Julie@Twomentor: What’s a breakthrough in your career you are most proud of?
Rashmi: I began my career at Qualcomm as an intern and over the course of the next several years I worked as an individual contributor and technical lead over several technologies and small projects. While they all have helped shape where I am today, major breakthroughs in my career came when I got out of my comfort zone and took Engineering Software Project Leadership roles. It started with leading the commercialization of the world’s first LTE smartphone, followed by the Technical Software Project Engineer role of a next-generation Modem chipset. Just to give an idea about the scale and complexity of such projects at Qualcomm, a major engineering project is a 2-3 year effort usually involving over 1,000 employees. While the success of the LTE smartphone project was a stepping stone to leadership, the modem project helped hone my leadership skills further and solidified my position as a capable, trustworthy leader in the company. While I was unsure initially, saying “yes” when asked to lead those projects was a great decision and a very gratifying experience that I am immensely proud of.

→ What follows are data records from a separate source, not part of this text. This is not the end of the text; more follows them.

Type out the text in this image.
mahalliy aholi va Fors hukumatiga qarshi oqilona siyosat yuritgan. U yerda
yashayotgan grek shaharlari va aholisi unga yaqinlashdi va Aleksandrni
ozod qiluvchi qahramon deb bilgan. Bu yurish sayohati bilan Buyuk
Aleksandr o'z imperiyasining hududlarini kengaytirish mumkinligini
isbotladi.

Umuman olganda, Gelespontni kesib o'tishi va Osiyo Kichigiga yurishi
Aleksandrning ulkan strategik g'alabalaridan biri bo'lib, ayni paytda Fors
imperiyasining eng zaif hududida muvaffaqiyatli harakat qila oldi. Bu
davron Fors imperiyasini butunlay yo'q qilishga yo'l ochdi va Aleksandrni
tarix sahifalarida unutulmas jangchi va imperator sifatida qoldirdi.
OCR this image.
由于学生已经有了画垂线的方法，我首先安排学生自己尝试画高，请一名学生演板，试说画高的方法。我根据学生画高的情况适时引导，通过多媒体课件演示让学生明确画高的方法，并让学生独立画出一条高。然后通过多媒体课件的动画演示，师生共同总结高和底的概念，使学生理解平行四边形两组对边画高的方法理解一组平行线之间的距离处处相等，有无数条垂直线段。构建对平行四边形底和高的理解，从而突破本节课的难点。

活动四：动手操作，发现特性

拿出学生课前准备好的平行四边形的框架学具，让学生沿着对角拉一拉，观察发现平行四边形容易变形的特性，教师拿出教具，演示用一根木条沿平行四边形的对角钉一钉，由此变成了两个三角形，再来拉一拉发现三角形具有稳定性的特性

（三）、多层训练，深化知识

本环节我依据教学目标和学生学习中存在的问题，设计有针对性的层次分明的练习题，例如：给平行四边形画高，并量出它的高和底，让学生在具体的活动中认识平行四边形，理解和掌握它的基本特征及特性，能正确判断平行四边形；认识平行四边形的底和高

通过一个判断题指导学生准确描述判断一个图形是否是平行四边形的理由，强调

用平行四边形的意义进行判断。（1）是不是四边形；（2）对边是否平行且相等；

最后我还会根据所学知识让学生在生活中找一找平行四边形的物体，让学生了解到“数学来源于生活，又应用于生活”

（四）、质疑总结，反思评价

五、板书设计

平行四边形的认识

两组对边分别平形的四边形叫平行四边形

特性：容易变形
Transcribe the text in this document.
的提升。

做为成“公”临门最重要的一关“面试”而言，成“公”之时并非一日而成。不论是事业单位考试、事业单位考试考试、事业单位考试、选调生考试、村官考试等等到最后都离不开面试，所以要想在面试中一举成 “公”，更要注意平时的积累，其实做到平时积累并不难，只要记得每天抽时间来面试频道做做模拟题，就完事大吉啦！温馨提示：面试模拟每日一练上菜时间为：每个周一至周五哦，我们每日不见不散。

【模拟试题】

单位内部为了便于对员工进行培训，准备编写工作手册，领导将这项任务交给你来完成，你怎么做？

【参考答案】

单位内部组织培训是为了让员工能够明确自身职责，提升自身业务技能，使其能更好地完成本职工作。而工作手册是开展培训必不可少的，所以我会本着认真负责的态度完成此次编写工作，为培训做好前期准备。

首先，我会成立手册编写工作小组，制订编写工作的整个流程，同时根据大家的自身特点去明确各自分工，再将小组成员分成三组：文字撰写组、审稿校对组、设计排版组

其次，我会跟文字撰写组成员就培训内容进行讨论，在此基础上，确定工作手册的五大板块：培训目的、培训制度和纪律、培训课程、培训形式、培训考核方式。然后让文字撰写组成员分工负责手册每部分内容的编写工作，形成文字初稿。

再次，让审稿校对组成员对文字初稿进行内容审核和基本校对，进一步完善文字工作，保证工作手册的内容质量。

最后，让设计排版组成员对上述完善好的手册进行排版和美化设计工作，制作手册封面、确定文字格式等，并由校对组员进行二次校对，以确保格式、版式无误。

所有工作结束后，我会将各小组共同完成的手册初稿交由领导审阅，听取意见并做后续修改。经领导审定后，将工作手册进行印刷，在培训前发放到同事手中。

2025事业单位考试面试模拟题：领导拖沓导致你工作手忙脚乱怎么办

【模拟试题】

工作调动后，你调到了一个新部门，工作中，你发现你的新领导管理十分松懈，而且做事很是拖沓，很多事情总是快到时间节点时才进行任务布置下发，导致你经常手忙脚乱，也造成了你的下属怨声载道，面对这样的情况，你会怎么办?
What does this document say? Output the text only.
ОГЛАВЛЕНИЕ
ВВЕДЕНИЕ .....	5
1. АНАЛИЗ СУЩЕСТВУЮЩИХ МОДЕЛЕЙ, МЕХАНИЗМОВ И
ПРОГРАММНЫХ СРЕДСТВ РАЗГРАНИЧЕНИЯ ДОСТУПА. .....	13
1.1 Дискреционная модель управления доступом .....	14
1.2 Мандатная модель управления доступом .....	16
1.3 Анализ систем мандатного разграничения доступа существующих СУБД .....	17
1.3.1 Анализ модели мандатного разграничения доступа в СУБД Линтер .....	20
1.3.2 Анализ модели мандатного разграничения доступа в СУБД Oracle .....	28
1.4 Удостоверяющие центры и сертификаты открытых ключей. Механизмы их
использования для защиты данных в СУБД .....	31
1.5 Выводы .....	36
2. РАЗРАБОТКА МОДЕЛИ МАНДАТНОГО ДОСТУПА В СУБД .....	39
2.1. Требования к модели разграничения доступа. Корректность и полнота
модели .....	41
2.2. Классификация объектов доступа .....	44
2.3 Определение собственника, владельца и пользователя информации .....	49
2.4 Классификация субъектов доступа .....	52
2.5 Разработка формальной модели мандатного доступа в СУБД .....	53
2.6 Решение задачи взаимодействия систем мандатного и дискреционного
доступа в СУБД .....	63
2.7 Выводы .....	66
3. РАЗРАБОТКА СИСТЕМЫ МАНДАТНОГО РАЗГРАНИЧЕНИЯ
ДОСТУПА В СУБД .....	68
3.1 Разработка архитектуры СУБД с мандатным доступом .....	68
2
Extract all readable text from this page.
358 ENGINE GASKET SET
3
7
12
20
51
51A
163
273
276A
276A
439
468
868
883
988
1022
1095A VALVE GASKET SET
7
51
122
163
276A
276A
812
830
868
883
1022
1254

Twomentor: A mentor is someone who speaks to you and advises, a sponsor is someone who speaks about you and champions you behind closed doors. Have you had a mentor and/or a sponsor in your life. What impact did this have on you?
Rashmi: Beyond hard work and experience, I attribute my achievements to great mentors and sponsors. We can’t see it all or know it all, and so we need someone who can help us navigate difficult circumstances and guide us to be successful. I would not have had the drive, the courage, the ambition, the confidence I possess or the success I have achieved if it were not for the mentors/sponsors in my life who made me realize my potential and helped shape the person I am today.
Mentors and sponsors matter, and having the right mentor or sponsor matters even more. I truly believe that mentor leadership is what helps an organization be successful by empowering, engaging, guiding and encouraging high-potential individuals, both men and women. In my organization, I make a deliberate effort to “pay-it-forward” by mentoring/sponsoring people to maximize their potential and reach their career goals.
Qualcomm’s Women in Science & Engineering (QWISE) group is one of our employee networks focused on promoting personal and professional growth and development of women by facilitating the connections, providing resources, and fostering future generations of female professionals. Through QWISE, we have the S.M.A.R.T. (Specific, Measurable, Attainable, Relevant, Timely) Mentorship program that is instrumental in promoting personal and professional growth of women at Qualcomm and in the community. It empowers our members to take ownership of their short and long term career goals, fosters higher levels of job engagement and career vision, and creates opportunities for our members to meet other leaders.
Twomentor: There is so much negative talk about Millennials in the workforce. I have Millennial mentors (they mentor me) and visa versa. What are some of the key things you have learned from our younger generation?
Rashmi: Different generations tend to bring different qualities to the workplace. Millennials now form a large portion of the engineering workforce in our industry. Besides the new ideas, fresh perspectives and positive outlook of a younger generation, I’ve found that Millennials’ ability to embrace change in technology is invaluable for my teams.
I attribute this adaptability to growing up in the unique period of the rise of the Internet and whirlwind technology advancement. Another attribute that has influenced me is Millennials’ acceptance of multi-tasking as an expected mode of operation.
The millennials with whom I work constantly are some of the best and brightest and most willing to do what it takes to get something accomplished. They are highly energizing! Working with and mentoring Millennials has encouraged me to take on greater risks and be more open to change.